Auth callbacks return a session map. Module callbacks can opt into that context by implementing session-aware arities, for example:

def list_dir(path, %{tenant_id: tenant_id}, state) do
  list_tenant_dir(tenant_id, path, state)
end

Process backends receive the session as the final tuple element, such as {:read_file, path, session}.
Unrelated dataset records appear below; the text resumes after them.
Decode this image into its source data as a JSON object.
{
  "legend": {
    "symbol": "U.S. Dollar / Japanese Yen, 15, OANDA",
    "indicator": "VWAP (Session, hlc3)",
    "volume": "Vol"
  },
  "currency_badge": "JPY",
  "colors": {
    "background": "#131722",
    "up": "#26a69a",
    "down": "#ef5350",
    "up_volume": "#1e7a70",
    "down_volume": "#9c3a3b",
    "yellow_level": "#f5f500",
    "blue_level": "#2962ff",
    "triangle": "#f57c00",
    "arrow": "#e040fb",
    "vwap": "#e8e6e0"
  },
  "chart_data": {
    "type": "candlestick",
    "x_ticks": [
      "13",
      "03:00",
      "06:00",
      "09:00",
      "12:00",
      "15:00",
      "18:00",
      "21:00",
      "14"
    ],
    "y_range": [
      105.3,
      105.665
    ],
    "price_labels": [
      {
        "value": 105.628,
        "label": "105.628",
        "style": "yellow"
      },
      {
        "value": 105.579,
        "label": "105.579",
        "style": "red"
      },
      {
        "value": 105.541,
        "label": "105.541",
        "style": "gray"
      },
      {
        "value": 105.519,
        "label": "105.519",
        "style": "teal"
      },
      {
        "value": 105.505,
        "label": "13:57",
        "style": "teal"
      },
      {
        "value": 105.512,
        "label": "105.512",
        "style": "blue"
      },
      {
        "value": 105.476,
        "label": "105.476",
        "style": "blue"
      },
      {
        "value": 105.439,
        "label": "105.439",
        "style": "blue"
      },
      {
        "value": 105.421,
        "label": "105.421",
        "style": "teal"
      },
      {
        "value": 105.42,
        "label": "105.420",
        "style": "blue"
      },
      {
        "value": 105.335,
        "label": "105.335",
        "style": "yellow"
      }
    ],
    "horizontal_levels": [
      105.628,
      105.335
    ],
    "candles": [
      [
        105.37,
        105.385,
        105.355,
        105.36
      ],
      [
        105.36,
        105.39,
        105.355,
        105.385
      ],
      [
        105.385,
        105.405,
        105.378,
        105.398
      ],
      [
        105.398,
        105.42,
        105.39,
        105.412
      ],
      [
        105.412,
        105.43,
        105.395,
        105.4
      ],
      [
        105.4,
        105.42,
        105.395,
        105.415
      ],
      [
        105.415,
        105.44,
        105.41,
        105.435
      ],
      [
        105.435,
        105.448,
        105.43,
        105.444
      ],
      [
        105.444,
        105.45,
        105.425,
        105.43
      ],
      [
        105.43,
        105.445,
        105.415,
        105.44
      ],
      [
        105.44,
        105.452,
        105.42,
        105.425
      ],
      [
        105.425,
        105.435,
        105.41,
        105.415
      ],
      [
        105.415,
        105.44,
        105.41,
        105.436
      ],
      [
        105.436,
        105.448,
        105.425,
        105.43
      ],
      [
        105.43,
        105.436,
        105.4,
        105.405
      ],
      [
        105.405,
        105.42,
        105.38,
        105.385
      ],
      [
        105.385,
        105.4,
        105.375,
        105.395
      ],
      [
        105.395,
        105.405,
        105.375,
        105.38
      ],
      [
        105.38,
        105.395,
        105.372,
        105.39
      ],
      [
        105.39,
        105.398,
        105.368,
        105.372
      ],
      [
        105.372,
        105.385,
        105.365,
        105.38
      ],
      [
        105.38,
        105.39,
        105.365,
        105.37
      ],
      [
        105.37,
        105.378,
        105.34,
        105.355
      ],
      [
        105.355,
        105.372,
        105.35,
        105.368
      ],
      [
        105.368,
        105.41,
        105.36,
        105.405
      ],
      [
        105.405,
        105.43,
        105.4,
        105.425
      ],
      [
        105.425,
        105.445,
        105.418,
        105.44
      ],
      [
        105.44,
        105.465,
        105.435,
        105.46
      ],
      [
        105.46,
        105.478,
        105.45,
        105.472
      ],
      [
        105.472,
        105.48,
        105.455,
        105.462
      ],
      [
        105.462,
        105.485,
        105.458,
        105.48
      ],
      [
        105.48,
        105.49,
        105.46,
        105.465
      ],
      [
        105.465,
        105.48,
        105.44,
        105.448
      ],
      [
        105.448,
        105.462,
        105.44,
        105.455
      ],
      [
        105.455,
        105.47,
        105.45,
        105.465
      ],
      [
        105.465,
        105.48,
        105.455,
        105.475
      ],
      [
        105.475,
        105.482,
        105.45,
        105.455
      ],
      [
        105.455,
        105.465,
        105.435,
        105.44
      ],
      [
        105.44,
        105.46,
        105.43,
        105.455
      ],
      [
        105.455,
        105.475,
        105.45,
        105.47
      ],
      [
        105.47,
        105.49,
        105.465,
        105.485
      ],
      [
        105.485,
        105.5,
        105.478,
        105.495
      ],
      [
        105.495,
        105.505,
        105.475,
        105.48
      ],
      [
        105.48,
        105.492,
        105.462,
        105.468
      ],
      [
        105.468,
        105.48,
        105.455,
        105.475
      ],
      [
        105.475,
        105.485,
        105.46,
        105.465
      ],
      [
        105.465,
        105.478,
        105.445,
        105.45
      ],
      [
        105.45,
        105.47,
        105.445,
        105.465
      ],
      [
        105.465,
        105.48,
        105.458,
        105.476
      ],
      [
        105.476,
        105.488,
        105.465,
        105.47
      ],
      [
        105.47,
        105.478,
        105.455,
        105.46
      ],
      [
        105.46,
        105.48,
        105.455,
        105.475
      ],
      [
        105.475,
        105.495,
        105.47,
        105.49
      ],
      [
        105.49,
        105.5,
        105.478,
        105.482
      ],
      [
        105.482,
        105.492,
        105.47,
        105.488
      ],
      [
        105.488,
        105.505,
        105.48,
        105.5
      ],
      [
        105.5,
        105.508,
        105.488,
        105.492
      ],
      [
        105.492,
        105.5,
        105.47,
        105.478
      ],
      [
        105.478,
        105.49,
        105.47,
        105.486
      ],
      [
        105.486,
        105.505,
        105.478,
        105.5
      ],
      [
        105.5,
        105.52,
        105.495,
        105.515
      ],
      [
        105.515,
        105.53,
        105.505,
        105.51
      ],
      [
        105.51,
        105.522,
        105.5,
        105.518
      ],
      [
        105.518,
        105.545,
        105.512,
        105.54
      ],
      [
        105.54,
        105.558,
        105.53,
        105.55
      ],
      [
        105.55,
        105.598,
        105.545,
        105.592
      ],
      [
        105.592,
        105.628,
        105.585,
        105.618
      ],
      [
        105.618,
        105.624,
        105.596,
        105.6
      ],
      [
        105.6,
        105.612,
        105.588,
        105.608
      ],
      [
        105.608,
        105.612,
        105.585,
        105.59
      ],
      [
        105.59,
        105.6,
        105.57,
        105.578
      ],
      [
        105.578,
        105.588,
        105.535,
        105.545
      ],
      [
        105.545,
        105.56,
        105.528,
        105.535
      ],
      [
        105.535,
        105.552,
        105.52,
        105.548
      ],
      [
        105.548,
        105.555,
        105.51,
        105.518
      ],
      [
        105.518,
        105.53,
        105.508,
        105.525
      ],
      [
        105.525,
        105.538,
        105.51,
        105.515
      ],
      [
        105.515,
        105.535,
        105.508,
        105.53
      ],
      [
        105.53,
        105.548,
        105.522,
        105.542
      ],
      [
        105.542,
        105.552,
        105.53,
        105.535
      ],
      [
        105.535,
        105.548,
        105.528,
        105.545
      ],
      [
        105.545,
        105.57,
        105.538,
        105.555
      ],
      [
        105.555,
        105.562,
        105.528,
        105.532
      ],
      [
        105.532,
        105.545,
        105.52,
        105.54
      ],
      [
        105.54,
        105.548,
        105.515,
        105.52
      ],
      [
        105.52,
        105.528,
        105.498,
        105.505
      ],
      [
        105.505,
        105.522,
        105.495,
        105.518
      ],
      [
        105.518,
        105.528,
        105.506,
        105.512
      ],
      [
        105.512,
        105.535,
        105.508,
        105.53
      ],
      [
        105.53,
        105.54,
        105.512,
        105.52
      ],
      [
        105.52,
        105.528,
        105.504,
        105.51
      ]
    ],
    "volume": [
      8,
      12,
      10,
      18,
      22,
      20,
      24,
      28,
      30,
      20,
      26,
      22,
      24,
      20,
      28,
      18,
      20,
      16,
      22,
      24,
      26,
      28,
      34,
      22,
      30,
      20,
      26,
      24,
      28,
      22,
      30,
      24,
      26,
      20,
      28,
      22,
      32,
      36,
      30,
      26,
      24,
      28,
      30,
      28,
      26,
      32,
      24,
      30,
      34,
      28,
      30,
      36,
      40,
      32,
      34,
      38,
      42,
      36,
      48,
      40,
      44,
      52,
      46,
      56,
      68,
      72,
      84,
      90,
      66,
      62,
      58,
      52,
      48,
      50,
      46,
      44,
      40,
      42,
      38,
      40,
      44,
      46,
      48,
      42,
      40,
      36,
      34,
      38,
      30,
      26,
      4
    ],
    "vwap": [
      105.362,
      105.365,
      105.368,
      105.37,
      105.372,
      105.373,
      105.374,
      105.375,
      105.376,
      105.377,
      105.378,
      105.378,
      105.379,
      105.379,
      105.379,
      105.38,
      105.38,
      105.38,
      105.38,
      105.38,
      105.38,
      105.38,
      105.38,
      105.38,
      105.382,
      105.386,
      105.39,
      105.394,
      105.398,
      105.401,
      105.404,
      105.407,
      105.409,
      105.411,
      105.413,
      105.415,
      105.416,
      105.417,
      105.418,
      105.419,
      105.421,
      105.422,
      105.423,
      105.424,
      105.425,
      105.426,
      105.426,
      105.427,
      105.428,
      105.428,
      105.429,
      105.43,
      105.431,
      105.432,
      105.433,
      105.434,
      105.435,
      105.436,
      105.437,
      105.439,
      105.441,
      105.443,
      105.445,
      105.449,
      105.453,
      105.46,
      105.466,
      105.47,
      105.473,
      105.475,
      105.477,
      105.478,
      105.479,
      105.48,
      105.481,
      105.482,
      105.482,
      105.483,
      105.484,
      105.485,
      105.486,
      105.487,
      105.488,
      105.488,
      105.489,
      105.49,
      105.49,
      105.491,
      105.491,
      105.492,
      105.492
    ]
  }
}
Known Semantics and Limitations

  • SFTP paths are charlists.
  • Non-streaming backends read and write whole files through the required callbacks.
  • Process-based backends use synchronous GenServer.call/3.
  • Process-based backends do not use optional streaming callbacks.
  • OTP's stock SFTP server reports close success to the client even when a close-time backend flush fails, so close-only failures are logged server-side.

Testing Recommendations

At minimum, test:

  • root listing behavior
  • missing path behavior
  • file metadata shape
  • write then read round-trips
  • rename semantics
  • directory creation and deletion

If you implement streaming callbacks, also test:

  • sequential reads through read_file_range/4
  • sequential writes through write_chunk/4
  • finalization and abort paths
  • non-sequential write fallback behavior if relevant

Telemetry

Backend activity is visible through Sftpd telemetry events emitted around server lifecycle and SFTP file-handler operations. See Telemetry for the event catalog and metadata.